What we've learned is that each state, at the very least for political purposes, makes available voter information and voting histories.  While we looked at a single county in North Carolina, it would be easy to perform the same analysis on the entire state.  There are companies dedicated to pulling down this data, cleaning it up, merging multiple states' records, and integrating other sources of information such as purchase histories, web browsing habits, and other socioeconomic markers so that campaigns can get a clear sense of who to reach out to and how to engage them.
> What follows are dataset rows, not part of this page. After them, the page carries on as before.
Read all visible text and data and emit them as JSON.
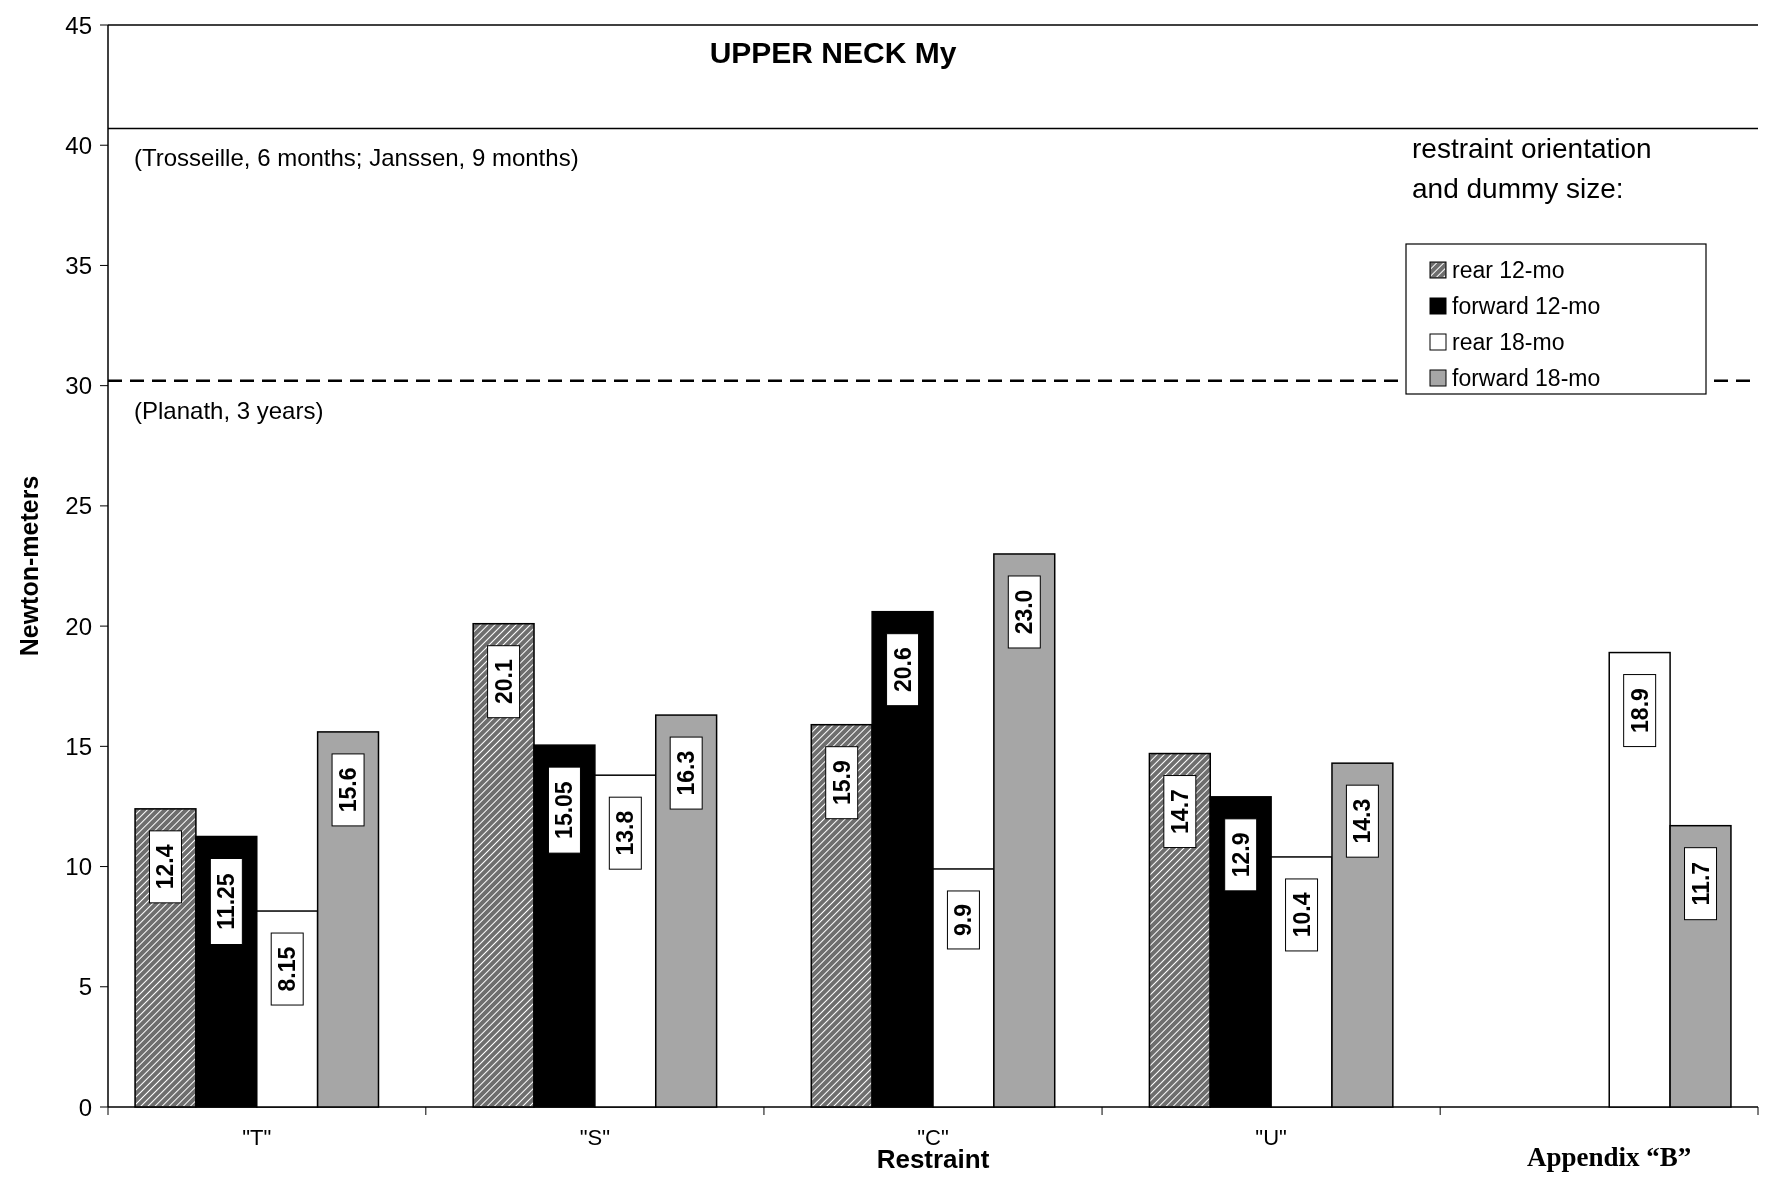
{
  "chart_data": {
    "type": "bar",
    "title": "UPPER NECK My",
    "xlabel": "Restraint",
    "ylabel": "Newton-meters",
    "legend_title": "restraint orientation and dummy size:",
    "categories": [
      "\"T\"",
      "\"S\"",
      "\"C\"",
      "\"U\"",
      null
    ],
    "series": [
      {
        "name": "rear 12-mo",
        "color": "#6e6e6e",
        "values": [
          12.4,
          20.1,
          15.9,
          14.7,
          null
        ],
        "value_labels": [
          "12.4",
          "20.1",
          "15.9",
          "14.7",
          null
        ]
      },
      {
        "name": "forward 12-mo",
        "color": "#000000",
        "values": [
          11.25,
          15.05,
          20.6,
          12.9,
          null
        ],
        "value_labels": [
          "11.25",
          "15.05",
          "20.6",
          "12.9",
          null
        ]
      },
      {
        "name": "rear 18-mo",
        "color": "#ffffff",
        "values": [
          8.15,
          13.8,
          9.9,
          10.4,
          18.9
        ],
        "value_labels": [
          "8.15",
          "13.8",
          "9.9",
          "10.4",
          "18.9"
        ]
      },
      {
        "name": "forward 18-mo",
        "color": "#a6a6a6",
        "values": [
          15.6,
          16.3,
          23.0,
          14.3,
          11.7
        ],
        "value_labels": [
          "15.6",
          "16.3",
          "23.0",
          "14.3",
          "11.7"
        ]
      }
    ],
    "ylim": [
      0,
      45
    ],
    "yticks": [
      0,
      5,
      10,
      15,
      20,
      25,
      30,
      35,
      40,
      45
    ],
    "legend": "top right",
    "ref_lines": [
      {
        "axis": "y",
        "value": 40.7,
        "label": "(Trosseille, 6 months; Janssen, 9 months)",
        "color": "#000000",
        "line_style": "solid"
      },
      {
        "axis": "y",
        "value": 30.2,
        "label": "(Planath, 3 years)",
        "color": "#000000",
        "line_style": "dashed"
      }
    ],
    "annotations": [
      "Appendix “B”"
    ]
  }
}
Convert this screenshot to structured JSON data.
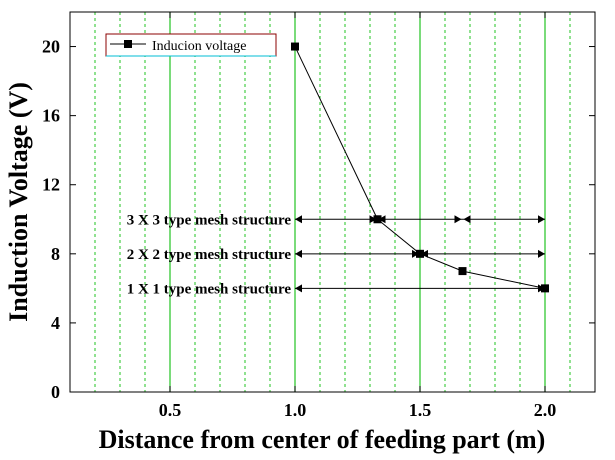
{
  "chart_data": {
    "type": "line",
    "title": "",
    "xlabel": "Distance from center of feeding part (m)",
    "ylabel": "Induction Voltage (V)",
    "xlim": [
      0.1,
      2.2
    ],
    "ylim": [
      0,
      22
    ],
    "x_ticks": [
      0.5,
      1.0,
      1.5,
      2.0
    ],
    "x_tick_labels": [
      "0.5",
      "1.0",
      "1.5",
      "2.0"
    ],
    "y_ticks": [
      0,
      4,
      8,
      12,
      16,
      20
    ],
    "y_tick_labels": [
      "0",
      "4",
      "8",
      "12",
      "16",
      "20"
    ],
    "grid": {
      "vertical_green_lines": [
        0.2,
        0.3,
        0.4,
        0.5,
        0.6,
        0.7,
        0.8,
        0.9,
        1.0,
        1.1,
        1.2,
        1.3,
        1.4,
        1.5,
        1.6,
        1.7,
        1.8,
        1.9,
        2.0,
        2.1
      ],
      "major_lines": [
        0.5,
        1.0,
        1.5,
        2.0
      ]
    },
    "legend_position": "top-left",
    "series": [
      {
        "name": "Inducion voltage",
        "color": "#000000",
        "marker": "square",
        "x": [
          1.0,
          1.33,
          1.5,
          1.67,
          2.0
        ],
        "y": [
          20,
          10,
          8,
          7,
          6
        ]
      }
    ],
    "annotations": [
      {
        "text": "3 X 3 type mesh structure",
        "y": 10,
        "arrow_x": [
          1.0,
          2.0
        ],
        "ticks": [
          1.33,
          1.67
        ]
      },
      {
        "text": "2 X 2 type mesh structure",
        "y": 8,
        "arrow_x": [
          1.0,
          2.0
        ],
        "ticks": [
          1.5
        ]
      },
      {
        "text": "1 X 1 type mesh structure",
        "y": 6,
        "arrow_x": [
          1.0,
          2.0
        ],
        "ticks": []
      }
    ]
  }
}
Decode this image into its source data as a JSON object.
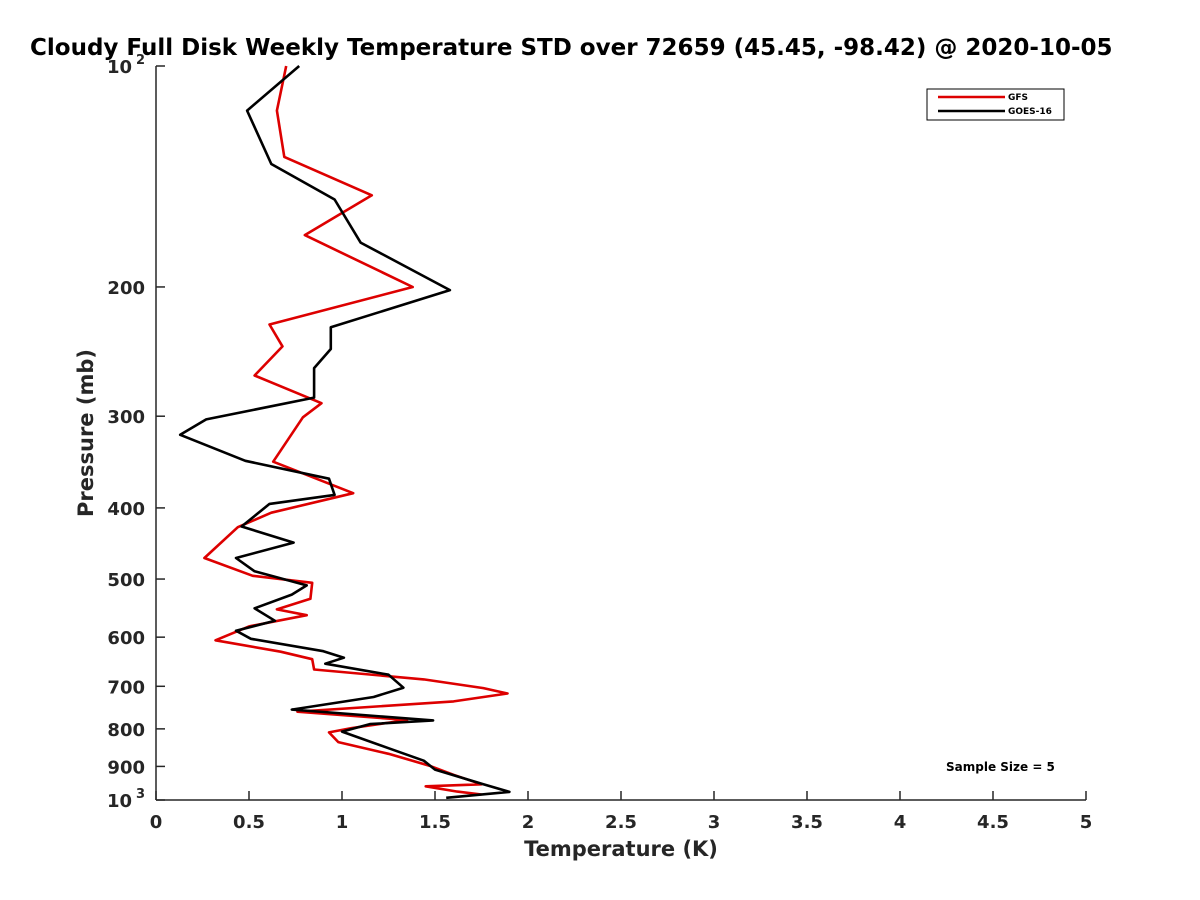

The data we've downloaded isn't "big data" in any sense.  On my five-year-old laptop, I can process the queries above in less than a few seconds.  Processing the state of North Carolina would take at most a few tens of minutes without breaking too much of a sweat.

I'll pass no judgement on whether making this data available for political purposes is a good thing, but it's also important to highlight how else this data could be used.  Even if they aren't allowed to, non-political entities can use this data to enrich their own customer profiles.  Whereas it might annoying to be called by a campaign looking for contributions, it's scary to think about this data being readily accessibly to your bank, insurance company, or employer.

I hope that playing around with this data has given you a sense of how simple and fun it is to learn with real data.  I also hope society engages in deeper conversations about how and by whom such data should be used.  Enjoy!